Great Pacific Garbage Patch

Ogni giorno tonnellate di rifiuti finiscono nel mare formando isole di plastica. La più grande si chiama Great Pacific Garbage Patch e si trova nell'Oceano Pacifico, tra la California e le Hawaii.

L'area misura circa 10 milioni di km², contenendo circa 3,2 MILIONI di tonnellate di plastica. infatti, essa si arricchisce di circa 1 tonnellata di rifiuti al giorno.

Fortunatamente di queste ne sono state già rimosse circa 100 tonnellate di plastica in 48 giorni attraverso l'operazione Kaisel.

Essa consiste in un progetto per la pulizia degli oceani, iniziato nel 2009.

Sono riusciti a trovare l'isola grazie ai GPS installati nelle reti da pesca.
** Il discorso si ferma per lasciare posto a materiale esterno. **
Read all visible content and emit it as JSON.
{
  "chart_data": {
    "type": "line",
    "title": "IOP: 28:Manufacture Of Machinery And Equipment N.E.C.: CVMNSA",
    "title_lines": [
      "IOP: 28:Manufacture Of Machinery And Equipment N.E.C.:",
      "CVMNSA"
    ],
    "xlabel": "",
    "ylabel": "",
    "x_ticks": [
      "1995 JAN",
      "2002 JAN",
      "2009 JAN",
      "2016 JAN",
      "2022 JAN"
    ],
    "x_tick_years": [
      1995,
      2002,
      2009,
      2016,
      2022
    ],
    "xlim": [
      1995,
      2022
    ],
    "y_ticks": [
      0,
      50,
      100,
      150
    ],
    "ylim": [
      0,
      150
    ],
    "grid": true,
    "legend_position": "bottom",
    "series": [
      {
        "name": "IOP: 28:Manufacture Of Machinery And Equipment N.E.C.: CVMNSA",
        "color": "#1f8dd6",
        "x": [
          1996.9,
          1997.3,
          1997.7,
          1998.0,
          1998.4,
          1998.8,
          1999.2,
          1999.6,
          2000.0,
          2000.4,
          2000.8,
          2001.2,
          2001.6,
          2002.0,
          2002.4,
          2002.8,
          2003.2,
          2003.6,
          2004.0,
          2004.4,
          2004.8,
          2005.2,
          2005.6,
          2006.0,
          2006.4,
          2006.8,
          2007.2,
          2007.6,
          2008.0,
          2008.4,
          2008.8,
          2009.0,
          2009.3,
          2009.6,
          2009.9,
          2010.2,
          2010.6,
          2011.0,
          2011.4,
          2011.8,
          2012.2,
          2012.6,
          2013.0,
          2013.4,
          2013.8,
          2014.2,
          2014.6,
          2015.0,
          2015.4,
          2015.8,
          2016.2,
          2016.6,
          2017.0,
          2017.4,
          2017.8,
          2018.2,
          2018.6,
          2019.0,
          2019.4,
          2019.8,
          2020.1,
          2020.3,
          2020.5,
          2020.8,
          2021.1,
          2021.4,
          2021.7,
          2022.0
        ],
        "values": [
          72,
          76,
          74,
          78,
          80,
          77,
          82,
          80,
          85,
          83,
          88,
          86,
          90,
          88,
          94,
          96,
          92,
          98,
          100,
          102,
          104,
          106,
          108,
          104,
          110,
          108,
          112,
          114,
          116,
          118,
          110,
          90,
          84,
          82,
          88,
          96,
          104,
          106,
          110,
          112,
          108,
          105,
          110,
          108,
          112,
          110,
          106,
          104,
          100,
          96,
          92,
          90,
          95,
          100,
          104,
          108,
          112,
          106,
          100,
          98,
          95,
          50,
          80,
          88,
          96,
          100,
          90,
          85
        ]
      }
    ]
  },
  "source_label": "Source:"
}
Qui trovi il video della missione:

https://www.youtube.com/watch?v=U7Ka0stsTO0 

Ma quali sono le altre isole?

In totale sono ben 7:

  • Great Pacific Garbage Patch

Questa è l'isola di cui abbiamo parlato prima. Ha 60 anni ed è la più grande ovviamente.

  • North Atlantic Garbage Patch

Quest'isola è stata scoperta nel 1972, ed è la seconda più grande . Viene mossa dalla corrente oceanica nord atlantica.

  • South Atlantic Garbage Patch

Quest'isola si estende per un milione di km², ed è una delle più piccole. Si trova tra l'America del Sud e l'Africa Meridionale.

  • Sargassi Garbage Patch

Questa è un'isola scoperta nel Mar dei Sargassi. Sono presenti rifiuti come: flaconi di shampoo, contenitori di plastica, attrezzi da pesca...

  • Indian Ocean Garbage Patch

Scoperta nel 2010, si trova nell'Oceano Indiano.

  • Artic Garbage Patch

Scoperta nel 2013, essa è un'isola che si trova nel mare di Barents, nel circolo polare artico. I rifiuti provengono dal Nord America e dall'Europa.

  • South Pacific Garbage Patch

È stata scoperta recentemente al largo del Cile e Perù.

Il problema dell'inquinamento riguarda anche la fauna marina, soprattutto le tartarughe marine, che scambiano i sacchetti di plastica per meduse, il loro cibo preferito. Infatti, quando la plastica si frantuma, va a finire sul fondale marino e rilascia sostanze chimiche dannose.

Questo vale anche per la fauna terrestre, poiché entrando nella catena alimentare marina, arrivano fino ai predatori terrestri di animali marini e poi arrivano alle persone.

Ci sono diversi progetti già iniziati, tra cui The Ocean Cleanup che sviluppa sistemi di pulizia degli oceani. Ma cosa possiamo fare noi nel nostro piccolo?

Ad esempio possiamo usare i depuratori per l'acqua, così diminuiamo l'utilizzo di bottiglie di plastica; svolgere la raccolta differenziata, poche quando i rifiuti non sono riciclati, vengono dispersi nell'ambiente o bruciati. Possiamo, inoltre, non lasciare le luci, il computer, la televisione accesi inutilmente, non fare docce e bagni troppo lunghi e chiudiamo il rubinetto mentre ci laviamo i denti o facciamo lo shampoo.